Memorable encuentro con Fidel
“Yo conocía al alcaide del vivac, un muchacho aristócrata. Como si no hubiera estado en Santiago, le pregunté qué había pasado, a lo cual respondió: ‘¿Tú no te enteraste del tiroteo que hubo en el cuartel? Aquí están los presos’. ¿Quiénes son?, indagué. ‘Yo no los conozco, ¿por qué?’, le respondí: Porque me han dicho que hay uno alto que se llama…, no me acuerdo, chico. El dijo: ‘Fidel Castro, ¿tú lo quieres ver?’. Le contesté afirmativamente y entré.
“Vi a Fidel, y ¡qué impresión me causó!, porque yo lo había visto allí, pero no sabía quién era el jefe ni cómo se llamaba. El alcaide me animó: ‘Anda, habla con él si quieres. Ustedes las mujeres son muy curiosas; él nada más que vino a matarnos’. ¿A ti también te vino a matar?, inquirí, y me dijo: ‘No, tú sabes que yo estoy aquí de casualidad, por el sueldo nada más. Anda, ve’.
“Me acerqué y le pregunté: ¿Fidel Castro? Me contestó que sí, y le dije: Míreme bien; lo hizo y quiso saber por qué. Porque esta persona que usted no conoce llegará un día en que estaremos juntos luchando de verdad por Cuba. A usted no lo van a matar, lo van a coger preso, y a los que lo acompañaron; ya ellos saciaron su sed de sangre con los primeros asesinatos.
“Se quedó callado e insistí: Míreme bien, para que me reconozca. Tras hacerlo, apuntó: ‘Creo que puedo confiar’. Solo eso y me viró la espalda. Al preguntarle si no íbamos a hablar, contestó: ‘No, ahora no’. En ese momento le vi algo que me hizo asegurar: Este sí es un jefe, y va a ser tremendo jefazo si no lo matan antes.
“Ese fue el Moncada para mí; una labor muy pobre, porque no era del grupo, no conocía, no sabía quién era quién, pero por lo menos a ellas dos se las entregué a un exalumno de mi madre, y se salvaron.
“Pasado un tiempo, Frank País García, vecino mío y alumno de mi hermano Max en la Universidad de Oriente, me abordó: ‘Oye, tú eres de mi grupo, de nosotros, que contamos siempre contigo’. Le aclaré: Sí, hasta que ellos regresen. ‘¿Tú crees que van a regresar?’, me preguntó, y le respondí: Sí, tú verás, y todos nosotros vamos a unirnos a ellos, y entonces sí que Batista temblará. Y así mismo fue”.
Después de amnistiados los moncadistas, el 18 de junio de 1956 María Antonia y Cayita se encontraban en la casa de Melba Hernández en el momento en que se presentó Fidel, quien enseguida la reconoció.
“Al preguntarle si se acordaba de mí, se tocó la frente y aseguró: ‘No te borré de aquí. Me ofreciste lucha y la de tus amigos de Santiago’. Le garanticé que estos estaban organizadísimos esperándolo. Se rió y comenzamos a conversar.
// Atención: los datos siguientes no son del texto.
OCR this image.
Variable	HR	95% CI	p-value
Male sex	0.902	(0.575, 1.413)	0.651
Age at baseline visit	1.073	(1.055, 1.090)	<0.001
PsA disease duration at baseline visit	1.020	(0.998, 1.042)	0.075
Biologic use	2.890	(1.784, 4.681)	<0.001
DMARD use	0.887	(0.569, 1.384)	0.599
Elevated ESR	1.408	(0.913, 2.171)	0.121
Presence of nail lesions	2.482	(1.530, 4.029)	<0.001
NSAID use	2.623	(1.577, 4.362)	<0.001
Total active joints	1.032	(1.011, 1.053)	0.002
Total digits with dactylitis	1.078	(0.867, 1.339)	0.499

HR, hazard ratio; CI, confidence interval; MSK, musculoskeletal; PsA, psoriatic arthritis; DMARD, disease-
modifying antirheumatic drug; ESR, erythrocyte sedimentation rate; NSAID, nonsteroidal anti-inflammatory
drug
“Me explicó que su idea era irse a México para organizar allí un grupo de expedicionarios, y enfatizó: ‘Lucharemos hasta vencer o morir, pero lucharemos, te lo prometo. Ahora, como te he conocido ya, en aquellas circunstancias, veo tu firmeza y te voy a ofrecer algo: Desde este momento tú vas a crear el comité de lucha provincial’. Le hablé de Frank País y del grupo que tenía organizado; me preguntó si nos podíamos unir a ellos, y ante mi respuesta afirmativa, dijo: ‘Perfecto, tú serás la tesorera, recauda dinero y envíamelo o llévamelo a México, para armar a la gente. Ahora, tú no me conoces nada más que así, y yo te juro por mi honor que seremos libres o mártires, pero volveremos’, tras lo cual me abrazó”.